Claret Jug now worth

Golf majors cash bonanza

Golf, it seems, is awash with dosh, with millions of pounds and dollars added to the professional game’s treasure chest this week.

While it’s lining the pockets of the pros, as the Tiger factor gets to grips with the game, whether the grass roots of golf which produces our future millionaires, will see the benefit, is questionable.

Prize money at the Open Championship at Muirfield (July 18-21) will leap by 17.5 per cent to a record £3.8 million, while the US Open at Bethpage Park, New York (June 13-16) gets a $500,000 hike to $5.5 million, with a first- place prize of $1 million.

Retief Goosen captured the U.S. Open last year, posting a two-shot victory over Mark Brooks in an 18-hole playoff at Southern Hills Country Club in Tulsa, Oklahoma.
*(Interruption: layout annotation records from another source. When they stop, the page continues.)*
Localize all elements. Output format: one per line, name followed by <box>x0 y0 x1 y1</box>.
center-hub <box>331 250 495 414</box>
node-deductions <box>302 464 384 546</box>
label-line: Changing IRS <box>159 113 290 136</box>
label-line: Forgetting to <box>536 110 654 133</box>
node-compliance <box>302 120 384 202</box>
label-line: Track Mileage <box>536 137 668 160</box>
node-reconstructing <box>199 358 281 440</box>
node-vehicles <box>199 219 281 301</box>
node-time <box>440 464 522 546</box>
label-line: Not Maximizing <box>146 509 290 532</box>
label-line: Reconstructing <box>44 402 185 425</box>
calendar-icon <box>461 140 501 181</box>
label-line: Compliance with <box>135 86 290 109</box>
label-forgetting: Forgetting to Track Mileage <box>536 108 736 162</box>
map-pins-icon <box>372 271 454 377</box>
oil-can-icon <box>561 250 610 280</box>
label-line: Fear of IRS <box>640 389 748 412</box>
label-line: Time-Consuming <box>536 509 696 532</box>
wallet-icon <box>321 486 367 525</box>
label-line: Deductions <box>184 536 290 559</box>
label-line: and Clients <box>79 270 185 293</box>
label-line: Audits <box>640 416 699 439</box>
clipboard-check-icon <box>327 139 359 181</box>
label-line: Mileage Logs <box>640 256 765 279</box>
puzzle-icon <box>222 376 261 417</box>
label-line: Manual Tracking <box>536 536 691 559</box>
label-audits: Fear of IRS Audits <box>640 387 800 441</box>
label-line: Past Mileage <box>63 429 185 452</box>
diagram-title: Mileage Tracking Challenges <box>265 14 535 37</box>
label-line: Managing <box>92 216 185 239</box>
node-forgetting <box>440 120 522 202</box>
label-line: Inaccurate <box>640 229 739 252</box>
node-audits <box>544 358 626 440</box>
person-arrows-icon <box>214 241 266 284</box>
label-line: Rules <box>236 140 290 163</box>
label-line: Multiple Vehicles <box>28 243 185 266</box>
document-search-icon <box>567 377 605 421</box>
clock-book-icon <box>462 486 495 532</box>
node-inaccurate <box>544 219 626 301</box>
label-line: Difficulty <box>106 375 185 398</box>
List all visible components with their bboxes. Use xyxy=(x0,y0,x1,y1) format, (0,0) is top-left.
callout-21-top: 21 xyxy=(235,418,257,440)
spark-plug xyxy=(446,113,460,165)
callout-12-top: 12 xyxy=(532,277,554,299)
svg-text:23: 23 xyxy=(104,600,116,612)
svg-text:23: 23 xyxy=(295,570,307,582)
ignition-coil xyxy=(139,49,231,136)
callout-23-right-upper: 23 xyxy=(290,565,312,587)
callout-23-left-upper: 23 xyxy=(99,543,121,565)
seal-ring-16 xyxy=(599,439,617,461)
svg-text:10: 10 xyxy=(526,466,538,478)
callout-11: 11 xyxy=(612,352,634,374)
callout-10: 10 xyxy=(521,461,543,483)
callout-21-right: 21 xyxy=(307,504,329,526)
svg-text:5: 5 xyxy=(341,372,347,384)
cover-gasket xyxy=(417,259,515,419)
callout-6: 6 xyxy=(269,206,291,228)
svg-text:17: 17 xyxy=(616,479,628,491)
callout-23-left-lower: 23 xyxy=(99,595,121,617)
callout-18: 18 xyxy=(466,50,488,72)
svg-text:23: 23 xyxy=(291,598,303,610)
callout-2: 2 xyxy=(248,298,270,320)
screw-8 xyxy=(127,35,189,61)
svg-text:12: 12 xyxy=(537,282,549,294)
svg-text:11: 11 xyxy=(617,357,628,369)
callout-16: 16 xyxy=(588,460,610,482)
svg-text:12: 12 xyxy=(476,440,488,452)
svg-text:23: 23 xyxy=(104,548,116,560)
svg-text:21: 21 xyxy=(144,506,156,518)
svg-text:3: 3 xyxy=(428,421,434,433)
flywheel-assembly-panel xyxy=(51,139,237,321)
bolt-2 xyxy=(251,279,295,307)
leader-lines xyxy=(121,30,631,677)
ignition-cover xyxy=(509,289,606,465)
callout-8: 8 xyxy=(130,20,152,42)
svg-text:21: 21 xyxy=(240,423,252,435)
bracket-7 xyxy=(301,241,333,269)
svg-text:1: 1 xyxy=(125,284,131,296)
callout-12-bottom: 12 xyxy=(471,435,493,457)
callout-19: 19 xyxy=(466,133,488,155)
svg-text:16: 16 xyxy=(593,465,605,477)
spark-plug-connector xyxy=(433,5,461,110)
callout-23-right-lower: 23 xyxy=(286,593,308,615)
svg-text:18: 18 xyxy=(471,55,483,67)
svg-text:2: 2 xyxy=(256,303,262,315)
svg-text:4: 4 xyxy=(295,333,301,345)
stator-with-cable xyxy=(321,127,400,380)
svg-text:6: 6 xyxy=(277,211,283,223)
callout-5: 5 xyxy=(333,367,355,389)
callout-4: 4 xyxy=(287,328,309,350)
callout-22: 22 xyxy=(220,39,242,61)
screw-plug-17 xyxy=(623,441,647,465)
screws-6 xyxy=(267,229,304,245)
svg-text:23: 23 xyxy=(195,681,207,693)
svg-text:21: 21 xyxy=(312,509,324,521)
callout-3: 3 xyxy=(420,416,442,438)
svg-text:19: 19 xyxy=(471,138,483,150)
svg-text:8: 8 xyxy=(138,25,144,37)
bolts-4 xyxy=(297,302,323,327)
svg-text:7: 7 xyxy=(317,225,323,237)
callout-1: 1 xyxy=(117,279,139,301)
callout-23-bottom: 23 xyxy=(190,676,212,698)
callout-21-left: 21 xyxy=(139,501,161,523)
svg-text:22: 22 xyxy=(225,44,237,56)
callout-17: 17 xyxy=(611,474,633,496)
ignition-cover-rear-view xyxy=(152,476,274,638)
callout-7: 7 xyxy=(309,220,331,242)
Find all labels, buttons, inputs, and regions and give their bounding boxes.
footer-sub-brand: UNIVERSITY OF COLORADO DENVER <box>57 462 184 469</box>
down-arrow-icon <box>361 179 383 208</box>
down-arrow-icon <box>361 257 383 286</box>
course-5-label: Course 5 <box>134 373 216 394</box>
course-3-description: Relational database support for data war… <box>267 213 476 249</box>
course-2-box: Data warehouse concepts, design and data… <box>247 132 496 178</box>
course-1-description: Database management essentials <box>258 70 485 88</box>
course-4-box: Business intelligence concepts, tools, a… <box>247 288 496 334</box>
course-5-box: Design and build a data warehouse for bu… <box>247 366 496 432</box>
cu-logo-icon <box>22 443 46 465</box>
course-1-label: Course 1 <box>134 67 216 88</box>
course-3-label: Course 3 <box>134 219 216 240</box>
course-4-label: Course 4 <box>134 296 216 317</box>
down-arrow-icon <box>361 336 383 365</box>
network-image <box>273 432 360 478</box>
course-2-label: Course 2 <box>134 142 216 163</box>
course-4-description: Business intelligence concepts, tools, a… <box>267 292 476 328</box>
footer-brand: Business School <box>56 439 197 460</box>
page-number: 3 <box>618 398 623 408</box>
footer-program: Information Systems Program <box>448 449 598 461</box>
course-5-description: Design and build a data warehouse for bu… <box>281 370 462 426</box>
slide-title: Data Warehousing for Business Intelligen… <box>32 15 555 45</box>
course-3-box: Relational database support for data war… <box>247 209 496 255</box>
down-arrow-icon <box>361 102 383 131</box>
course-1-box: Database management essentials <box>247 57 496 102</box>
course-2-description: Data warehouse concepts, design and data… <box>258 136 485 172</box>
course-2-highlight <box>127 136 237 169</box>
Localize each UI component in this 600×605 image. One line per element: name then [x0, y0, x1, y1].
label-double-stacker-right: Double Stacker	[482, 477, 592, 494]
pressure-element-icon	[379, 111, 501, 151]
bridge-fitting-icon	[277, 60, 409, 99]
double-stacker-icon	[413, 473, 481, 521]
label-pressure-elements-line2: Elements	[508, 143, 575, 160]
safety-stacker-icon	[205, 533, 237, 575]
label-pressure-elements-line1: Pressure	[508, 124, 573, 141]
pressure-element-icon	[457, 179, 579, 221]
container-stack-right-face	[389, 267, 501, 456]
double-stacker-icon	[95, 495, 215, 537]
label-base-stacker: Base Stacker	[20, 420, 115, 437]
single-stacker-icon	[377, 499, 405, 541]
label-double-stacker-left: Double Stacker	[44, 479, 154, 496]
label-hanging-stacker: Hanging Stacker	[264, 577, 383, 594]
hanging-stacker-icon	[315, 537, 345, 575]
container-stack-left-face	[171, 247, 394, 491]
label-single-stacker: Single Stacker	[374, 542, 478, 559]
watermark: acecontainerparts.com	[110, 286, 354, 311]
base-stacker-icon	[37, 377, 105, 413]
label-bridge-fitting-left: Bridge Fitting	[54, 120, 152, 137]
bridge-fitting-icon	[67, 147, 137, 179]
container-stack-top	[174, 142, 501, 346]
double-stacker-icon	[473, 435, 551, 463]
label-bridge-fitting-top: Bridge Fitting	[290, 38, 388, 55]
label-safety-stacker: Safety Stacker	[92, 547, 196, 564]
The winner of the 131st Open - last year it was David Duval - will receive £700,000, double the figure Paul Lawrie collected at Carnoustie in 1999. Any player completing 72 holes will receive £8,500 and those missing the cut will earn £2,000.

Open Championship secretary David Hill says: "We recognise the cost of competing in the championship for overseas players and have therefore put measures in place which will offset the costs for those players and will maintain the international strength of the field."

Women’s golf gets a boost, too with the Weetabix Women’s British Open at Turnberry Hotel in Ayrshire (August 8-11) now worth £1million in prizemoney, as the newly designated ‘fourth major’.

The US Women’s Open at Prairie Dunes, Hutchinson, Kansas (July 4-7) has been increased by $100,000 to $3 million, with a first prize of $535,000.

Se Ri Pak of Korea will defend her title in Scotland, where girls under 16 will get free entry. Karrie Webb has won the US title for the last two years, including an eight-shot victory over Pak in 2001.